Wednesday, May 18th, 2011

Lucinda Williams – Convince Me

Just so we’re clear, it lasts five minutes and 46 seconds…



[Video][Website]
[4.78]

Ian Mathers: When did she and Craig Finn start sounding like the same person?
[4]

Chuck Eddy: God, she sounds like she’s half asleep. For almost six fucking minutes. You know, I do still have my CD copy of Car Wheels On A Gravel Road — seems like something I should keep for “reference”, just like the old Nirvana and Sleater-Kinney and Kanye West CDs on my shelf that I know damn well I’ll never play again. But I don’t know what it’s gonna take to, uh, convince me Lucinda was really ever very good in the first place. Her vocal murmur was always kind of ridiculous, somehow. And now she’s mumbling like she’s in dire need of codeine rehab. How the mildly diverting but hugely overrated have fallen.
[2]

Anthony Easton: This is supposed to be filled with erotic longing, but it’s passive aggressive between the audience and the performer, not the lover and the spurned.

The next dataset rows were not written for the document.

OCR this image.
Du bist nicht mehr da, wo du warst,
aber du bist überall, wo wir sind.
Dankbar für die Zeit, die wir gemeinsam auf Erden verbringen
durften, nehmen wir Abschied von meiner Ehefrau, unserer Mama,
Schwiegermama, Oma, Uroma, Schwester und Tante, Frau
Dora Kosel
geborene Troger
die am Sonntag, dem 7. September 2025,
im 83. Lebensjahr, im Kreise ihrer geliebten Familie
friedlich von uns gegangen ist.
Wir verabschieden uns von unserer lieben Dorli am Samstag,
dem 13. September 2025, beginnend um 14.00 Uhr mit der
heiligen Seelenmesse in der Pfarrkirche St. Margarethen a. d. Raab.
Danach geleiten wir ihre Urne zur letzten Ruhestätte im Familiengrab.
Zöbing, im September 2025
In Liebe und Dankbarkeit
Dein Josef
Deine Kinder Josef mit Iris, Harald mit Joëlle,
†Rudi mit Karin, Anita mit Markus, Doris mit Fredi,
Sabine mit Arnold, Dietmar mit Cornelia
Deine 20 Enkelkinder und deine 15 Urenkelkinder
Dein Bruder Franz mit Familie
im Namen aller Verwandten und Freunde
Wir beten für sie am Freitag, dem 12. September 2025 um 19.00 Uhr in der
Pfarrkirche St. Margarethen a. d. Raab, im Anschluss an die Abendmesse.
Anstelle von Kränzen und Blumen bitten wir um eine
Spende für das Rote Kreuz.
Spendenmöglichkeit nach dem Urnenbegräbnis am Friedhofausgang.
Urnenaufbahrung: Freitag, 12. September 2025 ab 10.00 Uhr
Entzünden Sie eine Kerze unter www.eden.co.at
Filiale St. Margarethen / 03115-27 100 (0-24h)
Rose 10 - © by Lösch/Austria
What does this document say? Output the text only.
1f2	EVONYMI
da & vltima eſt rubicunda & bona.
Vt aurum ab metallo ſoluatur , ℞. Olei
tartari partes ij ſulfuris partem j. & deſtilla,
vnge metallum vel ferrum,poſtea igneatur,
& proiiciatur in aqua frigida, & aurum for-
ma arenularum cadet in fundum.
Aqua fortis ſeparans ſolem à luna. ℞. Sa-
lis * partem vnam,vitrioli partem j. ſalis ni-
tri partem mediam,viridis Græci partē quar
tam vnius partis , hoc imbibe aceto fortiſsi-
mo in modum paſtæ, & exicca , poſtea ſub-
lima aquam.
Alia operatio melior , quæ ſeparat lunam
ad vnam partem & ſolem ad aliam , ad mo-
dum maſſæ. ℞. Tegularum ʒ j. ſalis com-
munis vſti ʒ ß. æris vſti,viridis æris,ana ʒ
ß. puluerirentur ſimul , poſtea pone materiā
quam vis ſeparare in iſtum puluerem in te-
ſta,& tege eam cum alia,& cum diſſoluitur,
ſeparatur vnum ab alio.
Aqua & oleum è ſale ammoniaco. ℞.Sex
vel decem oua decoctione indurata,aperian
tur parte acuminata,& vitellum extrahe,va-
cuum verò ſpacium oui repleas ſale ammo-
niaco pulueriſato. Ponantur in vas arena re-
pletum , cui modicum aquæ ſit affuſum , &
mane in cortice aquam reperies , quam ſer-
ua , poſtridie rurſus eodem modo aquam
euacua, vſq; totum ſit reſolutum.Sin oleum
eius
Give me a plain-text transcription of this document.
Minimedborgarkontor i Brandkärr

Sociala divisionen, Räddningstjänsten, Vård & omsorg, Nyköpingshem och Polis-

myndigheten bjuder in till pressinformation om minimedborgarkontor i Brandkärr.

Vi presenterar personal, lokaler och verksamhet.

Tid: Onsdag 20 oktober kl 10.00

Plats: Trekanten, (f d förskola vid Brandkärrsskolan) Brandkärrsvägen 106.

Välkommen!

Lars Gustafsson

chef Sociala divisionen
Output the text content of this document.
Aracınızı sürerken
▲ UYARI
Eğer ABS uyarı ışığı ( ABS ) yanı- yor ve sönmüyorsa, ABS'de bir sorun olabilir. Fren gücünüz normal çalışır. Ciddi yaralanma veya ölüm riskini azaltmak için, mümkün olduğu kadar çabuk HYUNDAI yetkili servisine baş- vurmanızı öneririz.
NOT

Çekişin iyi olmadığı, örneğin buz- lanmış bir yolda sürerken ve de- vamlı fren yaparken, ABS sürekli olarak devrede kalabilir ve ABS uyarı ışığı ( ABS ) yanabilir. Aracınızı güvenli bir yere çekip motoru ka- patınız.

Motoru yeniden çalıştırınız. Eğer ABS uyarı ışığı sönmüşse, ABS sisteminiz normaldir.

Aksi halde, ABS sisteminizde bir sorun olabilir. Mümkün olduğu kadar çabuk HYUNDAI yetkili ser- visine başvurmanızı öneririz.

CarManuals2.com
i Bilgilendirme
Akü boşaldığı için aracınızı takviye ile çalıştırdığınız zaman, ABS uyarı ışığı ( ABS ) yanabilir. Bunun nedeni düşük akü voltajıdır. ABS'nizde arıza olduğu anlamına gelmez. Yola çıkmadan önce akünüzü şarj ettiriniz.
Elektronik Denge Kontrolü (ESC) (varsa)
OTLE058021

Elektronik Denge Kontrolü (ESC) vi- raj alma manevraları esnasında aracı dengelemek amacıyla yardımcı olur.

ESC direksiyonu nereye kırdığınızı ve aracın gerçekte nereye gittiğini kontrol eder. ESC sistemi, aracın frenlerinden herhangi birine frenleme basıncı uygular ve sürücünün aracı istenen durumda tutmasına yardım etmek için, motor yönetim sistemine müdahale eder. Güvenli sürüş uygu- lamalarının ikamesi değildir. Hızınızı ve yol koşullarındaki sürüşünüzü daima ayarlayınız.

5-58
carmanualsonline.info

Williams plays the game well, but she has worn out her welcome.
[4]

Alfred Soto: Insufferable since newfound success convinced her that slurred vocals and elongated syllables signify lust for life, and the repetition of a two or three-word banality over echo-laden instruments her commitment to inertia, Williams now crosses the line into intractable. Six minutes, and all we get is a lousy guitar solo.
[2]

Jer Fairall: Lucinda rarely sounds this at ease without also sounding on the verge of being asleep, as I feel she has been on her last couple of records. Like the rest of Blessed, though, this is unfailingly polished and professional without sacrificing any of the passion of her standout work, which might be the best possible place for a greatly respected veteran artist to be at this particular stage in their career. Also, Elvis Costello’s blistering guitar work here (and elsewhere on the album) is fucking fantastic, and this is coming from someone who doesn’t always make a point of noticing such things.
[8]

Jonathan Bogart: I bet this is really meaningful for some people. For me? It’d be okay if there were a second riff anywhere in the thing.
[4]

Mallory O’Donnell: Lucinda’s always been pretty deft at repackaging this kind of all-purpose Southern roots/routes music for the NPR canvas shopping bag crowd. Here she’s pushed it up by pulling it back, and ended up with an authentic-ish blooze-derived number that even the most ardent Sarah MacLachlan fan could sway along to. Although the crunchy guitar outtro (easily the best part of the tune) might one day unconvince them, these are the kind of chance-taking moves that have always separated Williams from her more pallid cousins.
[5]

Alex Ostroff: The atmosphere is at times plodding and workmanlike, but over five minutes I’m gradually worn down. There’s something in Williams’ voice approaching naked desperation, an honesty that is as artistically attractive as it is off-putting. In isolation the final guitar solo could scan as triumphant, but in context it sounds like a Hail Mary pass in a losing game.
[7]

Katherine St Asaph: Do you sympathize with Lucinda or with the one she’s singing to? There are other, better tests out there — vocal tolerance, obviously, and tolerance for repetition — but this one’s the heart of things. It’ll determine whether you find this a gorgeous wringer, preserved in paper to devastate you further, or a four-minute ordeal of being sang at and wanting to scramble away from iteration one. Any other factors might nudge your score off either pole, but not much.